A Amazónia arde há semanas seguidas. O Ártico está em
degelo acelerado e na Islândia fez-se o primeiro funeral a um glaciar.
Fenómenos como o ciclone Idai já destroem cidades inteiras, como
aconteceu de forma trágica na Beira, em Moçambique. O passado mês de
Julho foi globalmente o mês mais quente de sempre. O que se está a
passar?
As Nações Unidas alertaram pela primeira vez para o
problema das alterações climáticas na década de 1970 e, contudo, pouco
tem sido feito para amenizar o problema. Os fenómenos extremos a que
temos assistido na televisão ou bem de perto relembram-nos que temos
pouco mais de dez anos para impedir que a temperatura global ultrapasse o
aumento de 2º C e se desencadeie um caos climático sem retorno. Dada a
urgência imperiosa de resolver o problema, importa realçar quatro
preocupações fundamentais sobre o tipo de combate a ser feito.
Em primeiro lugar, é urgente assumir-se de uma vez por
todas que a emergência climática é um problema político. Não chegámos a
um estado de emergência climática em 2019 por acaso. A história da crise
climática corresponde em muito à história do capitalismo. Num sistema
em que recursos naturais são explorados como fontes inesgotáveis de
rendimento, em que bens comuns são percepcionados como propriedade
privada ao serviço de alguns, e no qual o espírito individualista reina
sobre o coletivo, está claro que nem a natureza sobreviveria.
Para resolver
problemas capitalistas são necessárias soluções anticapitalistas. Quem
tem interesse em proteger as indústrias fósseis, o agronegócio ou o
extrativismo já saiu publicamente em negação das alterações climáticas e
recusa qualquer política capaz de as mitigar. O centro político
revelou-se também incapaz de liderar essa batalha ao declarar o estado
de emergência climática na mesma semana em que aprovava a expansão de um
oleoduto, como fez Justin Trudeau, ou quando transmitia a ideia de que
Portugal já é exemplar o suficiente nesta matéria e que portanto não
precisava de declarar estado de emergência, como nos tentou convencer o
Partido Socialista.
Segundo, importa sublinhar que a luta contra as
alterações climáticas não pode ser vista como um ato dissociado de
outros problemas prementes. A emergência climática está profundamente
interrelacionada com desigualdades económicas, de género ou raciais e,
como tal, a justiça climática só será atingida se se reconhecer essa
interseccionalidade, quer no ativismo, quer na elaboração de políticas
públicas. Queremos uma justiça climática que nos defenda dos interesses
predatórios do 1% e da irresponsabilidade dos líderes atuais antes de
culpar os pequenos consumidores pelos maus hábitos que o próprio sistema
lhes impôs.
Terceiro, se até agora as reivindicações no sentido de
resgatar o direito a um futuro num planeta saudável têm vindo das
camadas jovens, torna-se agora urgente conquistar todas as gerações para
esse esforço. A Greve Climática Estudantil iniciada pela ativista sueca
Greta Thunberg conseguiu, em Portugal, a adesão de mais de 20 mil
estudantes, que saíram às ruas para dar sinal que há alternativas aos
modos atuais de organização e que, por entre outras palavras de ordem, ‘os jovens de hoje também querem ser avós’.

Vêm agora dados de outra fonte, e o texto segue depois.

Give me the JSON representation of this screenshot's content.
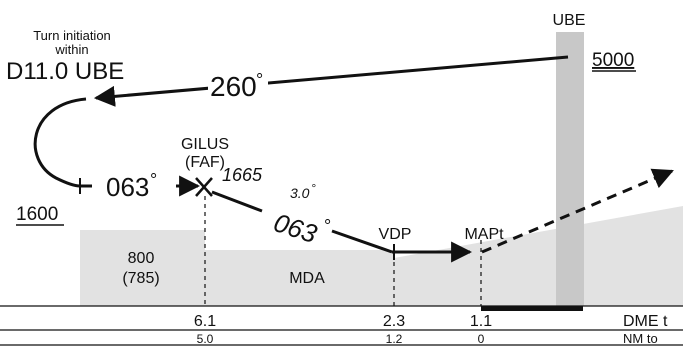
{
  "plan": {
    "turn_note_line1": "Turn initiation",
    "turn_note_line2": "within",
    "turn_note_line3": "D11.0 UBE",
    "outbound_course": "260",
    "procedure_turn_altitude": "1600",
    "inbound_course": "063",
    "final_course": "063",
    "glide_angle": "3.0",
    "faf_altitude": "1665",
    "station": "UBE",
    "station_altitude": "5000",
    "degree_symbol": "°"
  },
  "fixes": {
    "faf_name": "GILUS",
    "faf_tag": "(FAF)",
    "vdp": "VDP",
    "mapt": "MAPt"
  },
  "minima": {
    "altitude": "800",
    "height": "(785)",
    "label": "MDA"
  },
  "table": {
    "row1_label": "DME t",
    "row1_values": [
      "6.1",
      "2.3",
      "1.1"
    ],
    "row2_label": "NM to",
    "row2_values": [
      "5.0",
      "1.2",
      "0"
    ]
  },
  "colors": {
    "terrain": "#e2e2e2",
    "station_bar": "#c8c8c8",
    "line": "#111111"
  }
}
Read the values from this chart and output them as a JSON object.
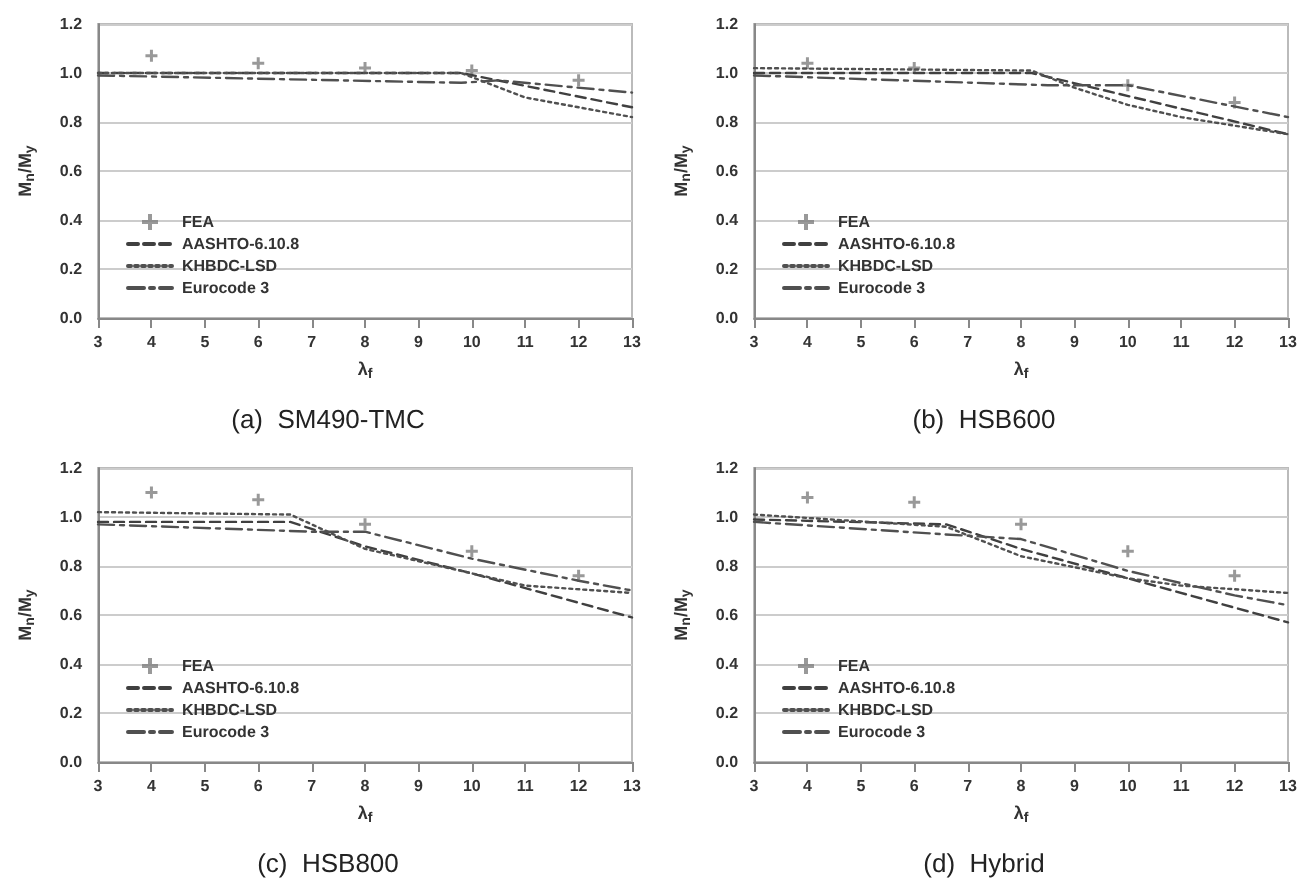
{
  "chart_data": [
    {
      "type": "line",
      "title": "(a)  SM490-TMC",
      "xlabel": "λ$_{f}$",
      "ylabel": "M$_{n}$/M$_{y}$",
      "xlim": [
        3,
        13
      ],
      "xticks": [
        3,
        4,
        5,
        6,
        7,
        8,
        9,
        10,
        11,
        12,
        13
      ],
      "ylim": [
        0,
        1.2
      ],
      "yticks": [
        {
          "value": 0,
          "label": "0.0"
        },
        {
          "value": 0.2,
          "label": "0.2"
        },
        {
          "value": 0.4,
          "label": "0.4"
        },
        {
          "value": 0.6,
          "label": "0.6"
        },
        {
          "value": 0.8,
          "label": "0.8"
        },
        {
          "value": 1,
          "label": "1.0"
        },
        {
          "value": 1.2,
          "label": "1.2"
        }
      ],
      "grid": "y",
      "legend": "bottom left",
      "series": [
        {
          "name": "FEA",
          "type": "scatter",
          "marker": "cross",
          "color": "#808080",
          "x": [
            4,
            6,
            8,
            10,
            12
          ],
          "values": [
            1.07,
            1.04,
            1.02,
            1.01,
            0.97
          ]
        },
        {
          "name": "AASHTO-6.10.8",
          "type": "line",
          "line_style": "dashed",
          "color": "#404040",
          "x": [
            3,
            9.8,
            13
          ],
          "values": [
            1.0,
            1.0,
            0.86
          ]
        },
        {
          "name": "KHBDC-LSD",
          "type": "line",
          "line_style": "dotted",
          "color": "#505050",
          "x": [
            3,
            9.8,
            11,
            13
          ],
          "values": [
            1.0,
            1.0,
            0.9,
            0.82
          ]
        },
        {
          "name": "Eurocode 3",
          "type": "line",
          "line_style": "dashdot",
          "color": "#505050",
          "x": [
            3,
            9.8,
            10.5,
            13
          ],
          "values": [
            0.99,
            0.96,
            0.97,
            0.92
          ]
        }
      ]
    },
    {
      "type": "line",
      "title": "(b)  HSB600",
      "xlabel": "λ$_{f}$",
      "ylabel": "M$_{n}$/M$_{y}$",
      "xlim": [
        3,
        13
      ],
      "xticks": [
        3,
        4,
        5,
        6,
        7,
        8,
        9,
        10,
        11,
        12,
        13
      ],
      "ylim": [
        0,
        1.2
      ],
      "yticks": [
        {
          "value": 0,
          "label": "0.0"
        },
        {
          "value": 0.2,
          "label": "0.2"
        },
        {
          "value": 0.4,
          "label": "0.4"
        },
        {
          "value": 0.6,
          "label": "0.6"
        },
        {
          "value": 0.8,
          "label": "0.8"
        },
        {
          "value": 1,
          "label": "1.0"
        },
        {
          "value": 1.2,
          "label": "1.2"
        }
      ],
      "grid": "y",
      "legend": "bottom left",
      "series": [
        {
          "name": "FEA",
          "type": "scatter",
          "marker": "cross",
          "color": "#808080",
          "x": [
            4,
            6,
            10,
            12
          ],
          "values": [
            1.04,
            1.02,
            0.95,
            0.88
          ]
        },
        {
          "name": "AASHTO-6.10.8",
          "type": "line",
          "line_style": "dashed",
          "color": "#404040",
          "x": [
            3,
            8.2,
            13
          ],
          "values": [
            1.0,
            1.0,
            0.75
          ]
        },
        {
          "name": "KHBDC-LSD",
          "type": "line",
          "line_style": "dotted",
          "color": "#505050",
          "x": [
            3,
            8.2,
            9,
            10,
            11,
            13
          ],
          "values": [
            1.02,
            1.01,
            0.94,
            0.87,
            0.82,
            0.75
          ]
        },
        {
          "name": "Eurocode 3",
          "type": "line",
          "line_style": "dashdot",
          "color": "#505050",
          "x": [
            3,
            8.5,
            10,
            13
          ],
          "values": [
            0.99,
            0.95,
            0.95,
            0.82
          ]
        }
      ]
    },
    {
      "type": "line",
      "title": "(c)  HSB800",
      "xlabel": "λ$_{f}$",
      "ylabel": "M$_{n}$/M$_{y}$",
      "xlim": [
        3,
        13
      ],
      "xticks": [
        3,
        4,
        5,
        6,
        7,
        8,
        9,
        10,
        11,
        12,
        13
      ],
      "ylim": [
        0,
        1.2
      ],
      "yticks": [
        {
          "value": 0,
          "label": "0.0"
        },
        {
          "value": 0.2,
          "label": "0.2"
        },
        {
          "value": 0.4,
          "label": "0.4"
        },
        {
          "value": 0.6,
          "label": "0.6"
        },
        {
          "value": 0.8,
          "label": "0.8"
        },
        {
          "value": 1,
          "label": "1.0"
        },
        {
          "value": 1.2,
          "label": "1.2"
        }
      ],
      "grid": "y",
      "legend": "bottom left",
      "series": [
        {
          "name": "FEA",
          "type": "scatter",
          "marker": "cross",
          "color": "#808080",
          "x": [
            4,
            6,
            8,
            10,
            12
          ],
          "values": [
            1.1,
            1.07,
            0.97,
            0.86,
            0.76
          ]
        },
        {
          "name": "AASHTO-6.10.8",
          "type": "line",
          "line_style": "dashed",
          "color": "#404040",
          "x": [
            3,
            6.6,
            8,
            10,
            12,
            13
          ],
          "values": [
            0.98,
            0.98,
            0.88,
            0.77,
            0.65,
            0.59
          ]
        },
        {
          "name": "KHBDC-LSD",
          "type": "line",
          "line_style": "dotted",
          "color": "#505050",
          "x": [
            3,
            6.6,
            8,
            10,
            11,
            13
          ],
          "values": [
            1.02,
            1.01,
            0.87,
            0.77,
            0.72,
            0.69
          ]
        },
        {
          "name": "Eurocode 3",
          "type": "line",
          "line_style": "dashdot",
          "color": "#505050",
          "x": [
            3,
            7,
            8,
            10,
            12,
            13
          ],
          "values": [
            0.97,
            0.94,
            0.94,
            0.83,
            0.74,
            0.7
          ]
        }
      ]
    },
    {
      "type": "line",
      "title": "(d)  Hybrid",
      "xlabel": "λ$_{f}$",
      "ylabel": "M$_{n}$/M$_{y}$",
      "xlim": [
        3,
        13
      ],
      "xticks": [
        3,
        4,
        5,
        6,
        7,
        8,
        9,
        10,
        11,
        12,
        13
      ],
      "ylim": [
        0,
        1.2
      ],
      "yticks": [
        {
          "value": 0,
          "label": "0.0"
        },
        {
          "value": 0.2,
          "label": "0.2"
        },
        {
          "value": 0.4,
          "label": "0.4"
        },
        {
          "value": 0.6,
          "label": "0.6"
        },
        {
          "value": 0.8,
          "label": "0.8"
        },
        {
          "value": 1,
          "label": "1.0"
        },
        {
          "value": 1.2,
          "label": "1.2"
        }
      ],
      "grid": "y",
      "legend": "bottom left",
      "series": [
        {
          "name": "FEA",
          "type": "scatter",
          "marker": "cross",
          "color": "#808080",
          "x": [
            4,
            6,
            8,
            10,
            12
          ],
          "values": [
            1.08,
            1.06,
            0.97,
            0.86,
            0.76
          ]
        },
        {
          "name": "AASHTO-6.10.8",
          "type": "line",
          "line_style": "dashed",
          "color": "#404040",
          "x": [
            3,
            6.6,
            8,
            10,
            12,
            13
          ],
          "values": [
            0.99,
            0.97,
            0.87,
            0.75,
            0.63,
            0.57
          ]
        },
        {
          "name": "KHBDC-LSD",
          "type": "line",
          "line_style": "dotted",
          "color": "#505050",
          "x": [
            3,
            6.6,
            8,
            10,
            11,
            13
          ],
          "values": [
            1.01,
            0.96,
            0.84,
            0.75,
            0.72,
            0.69
          ]
        },
        {
          "name": "Eurocode 3",
          "type": "line",
          "line_style": "dashdot",
          "color": "#505050",
          "x": [
            3,
            6.5,
            8,
            10,
            12,
            13
          ],
          "values": [
            0.98,
            0.93,
            0.91,
            0.78,
            0.68,
            0.64
          ]
        }
      ]
    }
  ]
}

Neste movimento, cujo objectivo fundamental é resgatar o direito ao
futuro, incluem-se propostas como uma transformação profunda da
mobilidade em Portugal, com vista a atingir a neutralidade carbónica
antes de 2030, o desenvolvimento de uma maior eficiência energética
assente em energias renováveis, como a fotovoltaica, e o fecho das
centrais a carvão ainda operacionais em Portugal. Na Greve Climática que
se realizará a 27 de Setembro, o propósito é também o de mobilizar
trabalhadores, sindicatos e autarquias, dando força à ideia que este é
um problema coletivo, que há esperança nas alternativas e que as ruas
querem tomar parte na transformação necessária.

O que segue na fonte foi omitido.